Analyzing ESXi DUMP files

image_pdfimage_print

We all are aware of Windows BSOD (Blue Screen Of Death), what about PSOD (Purple Screen Of Death).

PSOD is a fatal crash of VMware ESX/ESXi hosts which kills all active Virtual Machines. A diagnostic screen with white type on a purple background.

This PSOD is also generating a DUMP file, so that the Administrators can drill down the Issue and carry out a proper RCA.
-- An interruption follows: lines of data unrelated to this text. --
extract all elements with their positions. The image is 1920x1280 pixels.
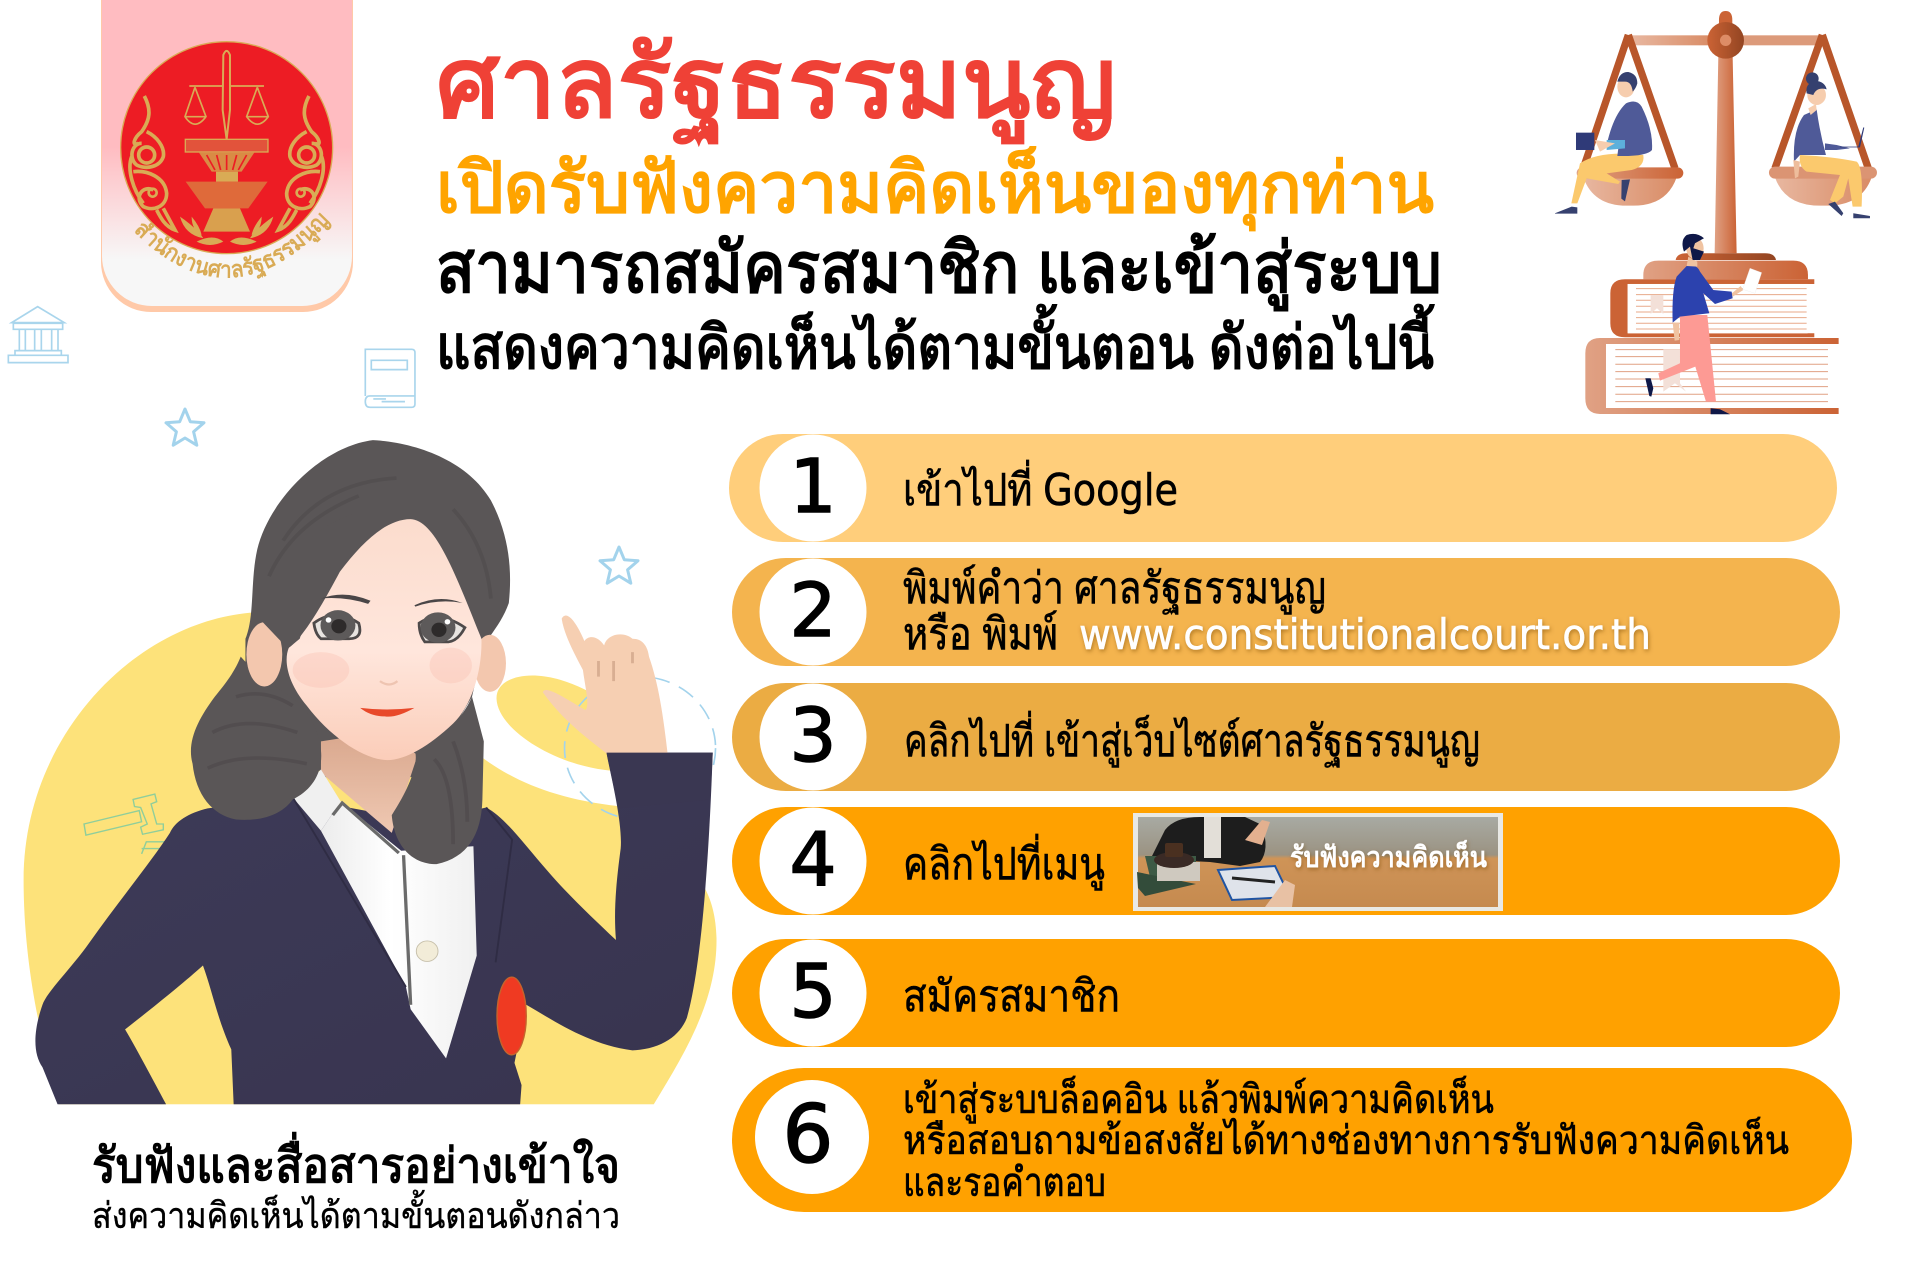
- shirt body: [321, 802, 477, 1058]
- dashed orbit: [565, 677, 716, 820]
- icon: gavel: [83, 793, 164, 854]
- step 3: คลิกไปที่ เข้าสู่เว็บไซต์ศาลรัฐธรรมนูญ: [904, 710, 1480, 768]
- step 6: 6: [783, 1088, 833, 1181]
- eyebrows: [321, 595, 371, 604]
- text: office name on seal: สำนักงานศาลรัฐธรรมนูญ: [135, 212, 332, 279]
- step 3: [732, 683, 1840, 791]
- yellow blob background: [24, 612, 717, 1104]
- hand: [543, 616, 668, 756]
- scroll ornament left: [130, 96, 175, 230]
- illustration: woman character: [24, 440, 717, 1104]
- eye right: [419, 612, 465, 643]
- hair strand: [262, 622, 301, 648]
- step 5: สมัครสมาชิก: [903, 972, 1120, 1021]
- person walking: [1645, 234, 1762, 414]
- icon: book: [365, 349, 415, 407]
- lapel lines: [293, 798, 513, 987]
- hair back: [245, 440, 510, 777]
- neck: [321, 732, 418, 833]
- left pan: [1577, 35, 1683, 206]
- shirt collar: [293, 770, 341, 831]
- step 4: 4: [789, 817, 837, 903]
- step 2: หรือ พิมพ์: [903, 610, 1058, 659]
- step 5: [732, 939, 1840, 1047]
- icon: courthouse: [8, 307, 68, 363]
- scale beam: [1632, 11, 1823, 253]
- heading line: steps: แสดงความคิดเห็นได้ตามขั้นตอน ดังต่อไปนี้: [436, 303, 1436, 381]
- step 4: [732, 807, 1840, 915]
- blush: [293, 652, 349, 688]
- person right: [1793, 72, 1870, 218]
- step 6: หรือสอบถามข้อสงสัยได้ทางช่องทางการรับฟังความคิดเห็น: [903, 1116, 1789, 1163]
- mouth: [360, 708, 414, 717]
- subtitle: เปิดรับฟังความคิดเห็นของทุกท่าน: [436, 145, 1434, 232]
- menu banner image: [1133, 813, 1503, 911]
- menu banner image: รับฟังความคิดเห็น: [1290, 839, 1487, 874]
- yellow swirl: [496, 676, 610, 771]
- nose: [380, 681, 397, 684]
- step 2: 2: [789, 568, 837, 654]
- title: ศาลรัฐธรรมนูญ: [436, 27, 1116, 148]
- step 1: 1: [789, 444, 837, 530]
- step 5: 5: [789, 949, 837, 1035]
- hair lobe shading: [208, 694, 467, 844]
- caption heading: รับฟังและสื่อสารอย่างเข้าใจ: [92, 1131, 620, 1193]
- sleeve cuff: [606, 752, 713, 786]
- hair shading: [269, 478, 491, 599]
- face: [287, 519, 481, 760]
- step 4: คลิกไปที่เมนู: [903, 833, 1105, 891]
- step 3: 3: [789, 693, 837, 779]
- ears: [246, 622, 282, 687]
- icon: star right: [600, 547, 638, 583]
- jacket: [35, 753, 713, 1104]
- step 1: [729, 434, 1837, 542]
- shirt button: [416, 941, 438, 961]
- icon: constitutional court seal: [121, 42, 333, 254]
- eye left: [314, 610, 360, 641]
- icon: star left: [166, 409, 204, 445]
- right pan: [1769, 35, 1877, 206]
- caption text: ส่งความคิดเห็นได้ตามขั้นตอนดังกล่าว: [92, 1189, 620, 1236]
- book stack: [1585, 253, 1839, 414]
- heading line: register: สามารถสมัครสมาชิก และเข้าสู่ระบบ: [436, 229, 1442, 312]
- badge: [497, 977, 526, 1055]
- illustration: scales, books and people: [1555, 11, 1877, 414]
- step 6: และรอคำตอบ: [903, 1161, 1106, 1205]
- hair lobe left: [191, 657, 321, 820]
- hair lobe right: [392, 697, 484, 864]
- panel: logo card: [101, 0, 353, 312]
- step 2: www.constitutionalcourt.or.th: [1079, 610, 1651, 659]
- step 2: พิมพ์คำว่า ศาลรัฐธรรมนูญ: [903, 564, 1326, 615]
- step 6: [732, 1068, 1852, 1212]
- person left: [1555, 72, 1652, 214]
- step 2: [732, 558, 1840, 666]
- scroll ornament right: [278, 96, 323, 230]
- step 1: เข้าไปที่ Google: [903, 459, 1178, 516]
- step 6: เข้าสู่ระบบล็อคอิน แล้วพิมพ์ความคิดเห็น: [903, 1075, 1494, 1123]
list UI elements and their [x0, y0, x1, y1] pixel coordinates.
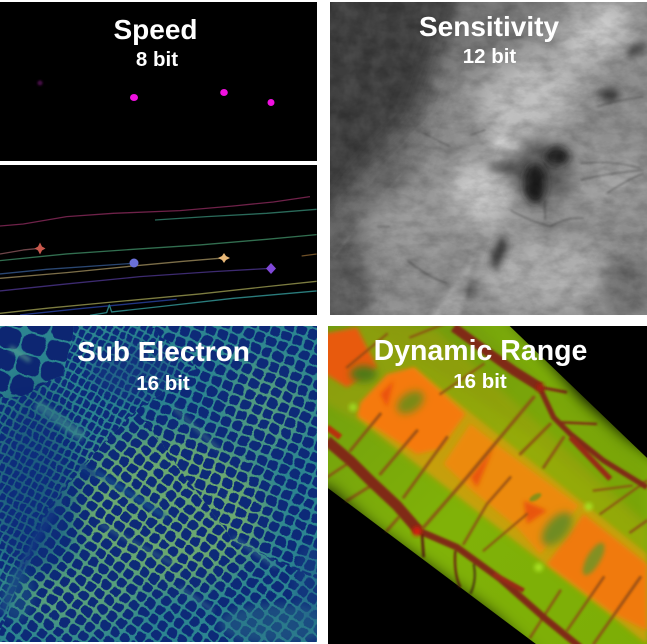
sensitivity grayscale image [330, 2, 647, 315]
heading: Sub Electron: Sub Electron [77, 336, 250, 367]
subheading: 8 bit: 8 bit [136, 48, 178, 71]
heading: Dynamic Range: Dynamic Range [374, 335, 587, 367]
subheading: 12 bit: 12 bit [463, 45, 516, 68]
panel: sub electron [0, 317, 333, 644]
panel: speed [0, 2, 317, 315]
speed upper image: magenta dots [0, 2, 317, 161]
panel: sensitivity [330, 2, 647, 315]
heading: Sensitivity: Sensitivity [419, 11, 559, 42]
sub electron cell micrograph [0, 317, 333, 644]
dynamic range fluorescence image [328, 326, 647, 644]
subheading: 16 bit: 16 bit [453, 370, 507, 393]
panel: dynamic range [328, 326, 647, 644]
heading: Speed: Speed [113, 14, 198, 45]
speed lower image: particle tracks [0, 165, 317, 315]
subheading: 16 bit: 16 bit [136, 372, 190, 395]
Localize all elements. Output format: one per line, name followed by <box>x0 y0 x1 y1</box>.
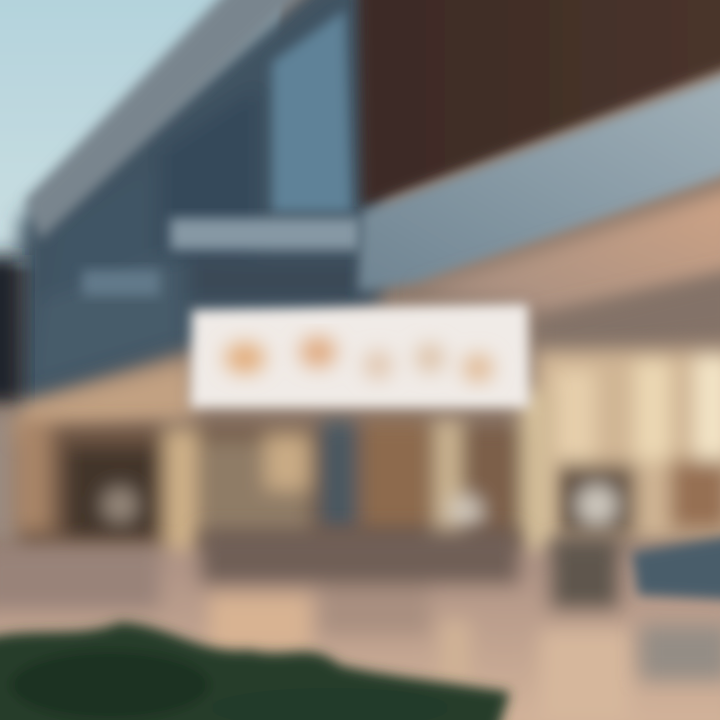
left dark edge <box>0 255 22 405</box>
warm canopy <box>415 185 720 318</box>
lower left edge <box>0 410 20 540</box>
canopy shade <box>535 270 720 360</box>
lower storefront <box>15 390 550 680</box>
building: left label patch <box>82 270 160 296</box>
building: horizontal light band <box>170 218 360 250</box>
left canopy <box>18 360 195 440</box>
building: roof edge strip <box>25 0 312 240</box>
bench: right blue-grey <box>632 535 720 600</box>
bushes <box>0 622 510 720</box>
blue-grey band under overhang <box>358 70 720 292</box>
building: tall window <box>272 10 352 212</box>
building: glass facade <box>15 0 380 410</box>
right windows <box>535 350 720 540</box>
dark wood overhang <box>358 0 720 208</box>
sky <box>0 0 280 270</box>
floor <box>0 530 720 720</box>
bench shadow <box>640 625 720 680</box>
white sign <box>190 304 530 408</box>
sign: orange marks <box>225 337 493 382</box>
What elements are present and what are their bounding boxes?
Before jumping into the DUMP file analysis, it is always recommended to analyze the ESXi log files;

If the issue ie related to the Host system, you can analyze the below files;

  • VMkernel summary – /var/log/vmksummary.log
  • ESXi host agent log – /var/log/hostd.log

With the help of those above log files, we can easiliy identify whether a DUMP file has been generated or not

If a DUMP file has been generated, below is the set of steps to be carried out;

Step 01:

Once the host is up and running, login to the host through SSH (with Putty).

Then go to the core directory. The core directory is the location where your PSOD is stored at (cd var/core).

You can list down the PSODs with the ls command (in my case, there are 9 DUMP files).

Step 02:

Upon the confirmation, you can start downloading the DUMP files to your workstation.

Here, i have used WinSCP

browse /var/core path and copy the latest DUMP file (vmkernel-zdump.4).

Step 03:

Once you are done with downloading the DUMP file, open the file using WordPad or Notepad++

Then search for the keyword starting from @BlueScreen (Tells the crash exception followed by @BlueScreen)

Step 04:

Take a note of the error and search it on the VMware Knowledge Base

Then you can apply the Patches/Updates as advised by the VMware.